Mr. Matabosch’s departure to the Teatro Real surprised many Catalans. But the Teatro Real sought a strong artistic director to succeed Gerard Mortier, who cut back his activities for health reasons and died in March. Mr. Matabosch was attracted by the challenge of the new job but is said not to have gotten on well with the Liceu’s former general director, Joan Francesc Marco.

The Liceu’s current season was prepared by Mr. Matabosch, who is largely responsible for the next two as well. Ms. Scheppelmann said it was too soon to comment on her plans for the theater, but she did express admiration for the many new operas to emerge from the United States in the past 30 years, mentioning such composers as John Adams, Philip Glass, William Bolcom, Carlisle Floyd and Mark Adamo, and noting that such operas have had greater success in entering the repertoire than have new European operas.

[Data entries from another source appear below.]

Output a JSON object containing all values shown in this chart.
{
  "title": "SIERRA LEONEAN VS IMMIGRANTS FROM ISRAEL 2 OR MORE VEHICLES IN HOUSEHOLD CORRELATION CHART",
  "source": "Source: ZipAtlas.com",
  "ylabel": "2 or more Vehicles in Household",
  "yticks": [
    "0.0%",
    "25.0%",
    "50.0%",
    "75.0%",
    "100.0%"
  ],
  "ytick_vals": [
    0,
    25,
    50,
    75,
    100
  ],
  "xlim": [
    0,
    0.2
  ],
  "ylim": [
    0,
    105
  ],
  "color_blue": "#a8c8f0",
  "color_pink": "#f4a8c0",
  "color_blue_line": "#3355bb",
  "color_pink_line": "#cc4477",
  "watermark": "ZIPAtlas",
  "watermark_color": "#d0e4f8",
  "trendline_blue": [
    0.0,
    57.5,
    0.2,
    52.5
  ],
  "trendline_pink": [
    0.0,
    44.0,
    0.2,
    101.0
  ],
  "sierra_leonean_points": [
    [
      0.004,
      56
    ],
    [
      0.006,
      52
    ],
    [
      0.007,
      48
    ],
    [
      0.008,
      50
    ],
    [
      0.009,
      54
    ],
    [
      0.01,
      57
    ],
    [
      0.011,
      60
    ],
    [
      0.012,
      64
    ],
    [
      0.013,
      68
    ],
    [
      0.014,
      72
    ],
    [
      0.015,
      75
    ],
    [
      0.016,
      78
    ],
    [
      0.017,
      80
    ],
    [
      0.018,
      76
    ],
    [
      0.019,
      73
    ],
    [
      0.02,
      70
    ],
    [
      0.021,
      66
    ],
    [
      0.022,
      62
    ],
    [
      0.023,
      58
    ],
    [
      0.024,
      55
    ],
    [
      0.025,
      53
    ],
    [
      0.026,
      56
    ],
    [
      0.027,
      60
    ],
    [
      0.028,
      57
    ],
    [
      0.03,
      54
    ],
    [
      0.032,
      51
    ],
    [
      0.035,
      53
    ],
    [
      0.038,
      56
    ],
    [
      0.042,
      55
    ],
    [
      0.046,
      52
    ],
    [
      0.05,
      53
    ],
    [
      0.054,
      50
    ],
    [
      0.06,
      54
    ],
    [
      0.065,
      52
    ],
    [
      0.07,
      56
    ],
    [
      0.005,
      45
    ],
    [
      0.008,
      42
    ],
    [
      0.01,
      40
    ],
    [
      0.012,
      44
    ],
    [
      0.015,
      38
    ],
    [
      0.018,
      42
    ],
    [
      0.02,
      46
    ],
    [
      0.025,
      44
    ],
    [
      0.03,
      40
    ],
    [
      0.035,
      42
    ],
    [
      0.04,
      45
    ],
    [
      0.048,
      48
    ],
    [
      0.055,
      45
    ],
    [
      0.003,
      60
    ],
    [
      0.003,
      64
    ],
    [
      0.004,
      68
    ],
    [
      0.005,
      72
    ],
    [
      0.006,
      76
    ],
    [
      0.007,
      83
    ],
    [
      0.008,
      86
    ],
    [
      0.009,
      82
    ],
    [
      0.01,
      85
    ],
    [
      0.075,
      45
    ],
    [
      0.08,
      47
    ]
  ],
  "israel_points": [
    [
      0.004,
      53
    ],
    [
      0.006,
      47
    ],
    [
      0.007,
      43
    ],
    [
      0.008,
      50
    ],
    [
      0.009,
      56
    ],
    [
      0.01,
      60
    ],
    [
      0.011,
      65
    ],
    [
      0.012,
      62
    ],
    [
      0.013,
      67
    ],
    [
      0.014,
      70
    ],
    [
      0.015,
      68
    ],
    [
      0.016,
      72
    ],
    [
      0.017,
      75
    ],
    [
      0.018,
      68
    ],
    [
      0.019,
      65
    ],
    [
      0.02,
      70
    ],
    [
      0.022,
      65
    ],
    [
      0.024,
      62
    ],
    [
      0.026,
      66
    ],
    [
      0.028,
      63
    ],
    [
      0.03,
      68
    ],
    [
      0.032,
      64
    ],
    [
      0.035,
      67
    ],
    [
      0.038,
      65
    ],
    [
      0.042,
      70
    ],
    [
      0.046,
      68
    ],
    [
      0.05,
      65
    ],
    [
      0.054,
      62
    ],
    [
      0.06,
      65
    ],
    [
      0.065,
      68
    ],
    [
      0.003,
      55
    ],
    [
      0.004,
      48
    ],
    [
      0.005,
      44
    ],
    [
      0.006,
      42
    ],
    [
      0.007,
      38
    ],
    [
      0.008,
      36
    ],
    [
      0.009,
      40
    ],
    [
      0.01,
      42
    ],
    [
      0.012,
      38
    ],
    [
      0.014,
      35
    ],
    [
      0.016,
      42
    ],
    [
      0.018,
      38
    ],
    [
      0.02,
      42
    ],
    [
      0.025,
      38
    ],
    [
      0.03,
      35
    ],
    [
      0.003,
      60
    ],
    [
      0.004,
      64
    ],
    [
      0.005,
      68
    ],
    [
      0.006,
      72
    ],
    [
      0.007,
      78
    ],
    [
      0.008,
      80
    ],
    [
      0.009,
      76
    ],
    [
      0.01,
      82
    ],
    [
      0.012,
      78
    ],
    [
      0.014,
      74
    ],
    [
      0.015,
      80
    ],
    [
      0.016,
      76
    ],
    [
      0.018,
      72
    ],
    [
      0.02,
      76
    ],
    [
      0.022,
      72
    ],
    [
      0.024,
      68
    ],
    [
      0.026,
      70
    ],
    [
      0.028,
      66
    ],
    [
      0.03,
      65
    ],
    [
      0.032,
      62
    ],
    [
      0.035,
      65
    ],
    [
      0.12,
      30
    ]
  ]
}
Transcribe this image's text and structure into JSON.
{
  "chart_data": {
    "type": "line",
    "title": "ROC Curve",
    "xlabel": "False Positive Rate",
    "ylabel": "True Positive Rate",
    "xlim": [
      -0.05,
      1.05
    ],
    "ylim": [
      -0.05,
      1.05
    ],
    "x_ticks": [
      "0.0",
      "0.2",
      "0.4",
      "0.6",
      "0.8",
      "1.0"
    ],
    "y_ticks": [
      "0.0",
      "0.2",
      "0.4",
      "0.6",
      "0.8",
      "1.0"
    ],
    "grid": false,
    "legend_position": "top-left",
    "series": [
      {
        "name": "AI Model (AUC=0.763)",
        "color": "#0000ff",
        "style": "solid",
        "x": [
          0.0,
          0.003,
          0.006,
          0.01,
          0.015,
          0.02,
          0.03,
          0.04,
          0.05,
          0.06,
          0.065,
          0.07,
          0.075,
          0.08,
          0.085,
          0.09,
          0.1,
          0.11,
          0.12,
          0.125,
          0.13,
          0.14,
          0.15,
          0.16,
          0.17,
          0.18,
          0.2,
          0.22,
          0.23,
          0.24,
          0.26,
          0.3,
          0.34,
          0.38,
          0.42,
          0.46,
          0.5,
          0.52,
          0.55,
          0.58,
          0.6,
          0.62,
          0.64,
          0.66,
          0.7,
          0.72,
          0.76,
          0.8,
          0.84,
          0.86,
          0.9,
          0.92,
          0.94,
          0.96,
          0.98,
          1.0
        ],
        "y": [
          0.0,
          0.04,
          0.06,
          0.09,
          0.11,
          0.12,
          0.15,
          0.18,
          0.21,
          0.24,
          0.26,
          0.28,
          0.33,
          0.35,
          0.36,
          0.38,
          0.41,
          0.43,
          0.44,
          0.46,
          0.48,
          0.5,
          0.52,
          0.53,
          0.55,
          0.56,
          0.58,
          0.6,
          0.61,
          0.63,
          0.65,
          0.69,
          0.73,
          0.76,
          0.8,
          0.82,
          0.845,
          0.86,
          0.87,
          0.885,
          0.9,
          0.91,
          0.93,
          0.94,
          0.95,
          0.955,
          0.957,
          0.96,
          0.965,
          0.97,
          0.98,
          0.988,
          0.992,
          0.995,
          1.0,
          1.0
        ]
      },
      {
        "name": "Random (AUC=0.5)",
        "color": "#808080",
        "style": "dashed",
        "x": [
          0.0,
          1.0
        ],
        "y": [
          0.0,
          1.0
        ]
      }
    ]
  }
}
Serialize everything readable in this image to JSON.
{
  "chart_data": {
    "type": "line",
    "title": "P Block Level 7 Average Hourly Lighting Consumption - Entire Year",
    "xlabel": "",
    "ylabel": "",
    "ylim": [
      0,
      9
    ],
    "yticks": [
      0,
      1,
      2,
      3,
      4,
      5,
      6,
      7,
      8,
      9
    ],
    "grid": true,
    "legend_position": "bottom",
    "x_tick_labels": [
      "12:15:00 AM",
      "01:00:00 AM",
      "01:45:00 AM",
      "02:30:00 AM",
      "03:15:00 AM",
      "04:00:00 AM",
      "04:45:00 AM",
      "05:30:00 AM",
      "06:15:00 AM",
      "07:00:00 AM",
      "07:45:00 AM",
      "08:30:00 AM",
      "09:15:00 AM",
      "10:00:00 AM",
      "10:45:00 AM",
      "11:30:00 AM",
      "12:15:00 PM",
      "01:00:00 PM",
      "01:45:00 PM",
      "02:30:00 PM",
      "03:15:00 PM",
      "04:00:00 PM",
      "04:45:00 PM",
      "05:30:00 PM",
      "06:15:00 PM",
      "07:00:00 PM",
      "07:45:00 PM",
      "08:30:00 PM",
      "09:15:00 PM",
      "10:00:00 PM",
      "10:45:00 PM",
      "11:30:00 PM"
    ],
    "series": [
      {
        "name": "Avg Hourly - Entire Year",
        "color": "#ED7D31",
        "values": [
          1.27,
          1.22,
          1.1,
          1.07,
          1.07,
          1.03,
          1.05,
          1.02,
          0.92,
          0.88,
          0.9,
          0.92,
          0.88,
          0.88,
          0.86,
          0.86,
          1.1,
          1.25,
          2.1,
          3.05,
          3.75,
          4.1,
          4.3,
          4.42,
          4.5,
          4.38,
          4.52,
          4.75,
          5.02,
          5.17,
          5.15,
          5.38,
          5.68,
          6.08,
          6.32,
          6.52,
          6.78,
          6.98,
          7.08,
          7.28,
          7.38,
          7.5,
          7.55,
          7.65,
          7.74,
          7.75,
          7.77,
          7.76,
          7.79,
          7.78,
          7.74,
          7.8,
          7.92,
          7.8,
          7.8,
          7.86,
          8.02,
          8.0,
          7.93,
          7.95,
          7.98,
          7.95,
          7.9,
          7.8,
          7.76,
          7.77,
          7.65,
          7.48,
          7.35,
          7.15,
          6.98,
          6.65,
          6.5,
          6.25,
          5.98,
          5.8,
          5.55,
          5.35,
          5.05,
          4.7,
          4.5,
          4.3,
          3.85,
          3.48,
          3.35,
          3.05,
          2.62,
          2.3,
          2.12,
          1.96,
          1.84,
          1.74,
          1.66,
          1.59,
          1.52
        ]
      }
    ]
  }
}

She also said she wanted to set up a young artists program for singers and a program similar to the American Opera Initiative she established in Washington to give training and support to young composers and librettists.

The Liceu, which opened in 1847 with Donizetti’s “Anna Bolena,” is the only opera house in Spain with a long and continuous history. The Teatro Real dates from around the same time — 1850 — but was closed in 1925 and reopened at the instigation of the government as an opera house only in 1997; during the interim it was used as a concert hall.

As Ms. Scheppelmann points out, once the Liceu was rebuilt after its first fire in 1861, it was never renovated and consequently had antiquated stage equipment at the time of the devastating 1994 fire. That fire brought with it “the glimmer of a silver lining,” as Ms. Scheppelmann put it, since the rebuilt theater emerged with modern equipment.

The fire also brought home the Liceu’s central importance to the region’s cultural life and its social fabric. “The next day,” Mr. Guasch noted, “four governmental entities sat down and decided to rebuild the theater. It reopened in just five years.”

“It has always been a haven for great voices, including those from the region,” such as Montserrat Caballé, Giacomo Aragall and Victoria de los Ángeles, Ms. Scheppelmann said. “But after the fire there was a general outcry — I was there. The reaction of the population from the city and the region was absolutely amazing.”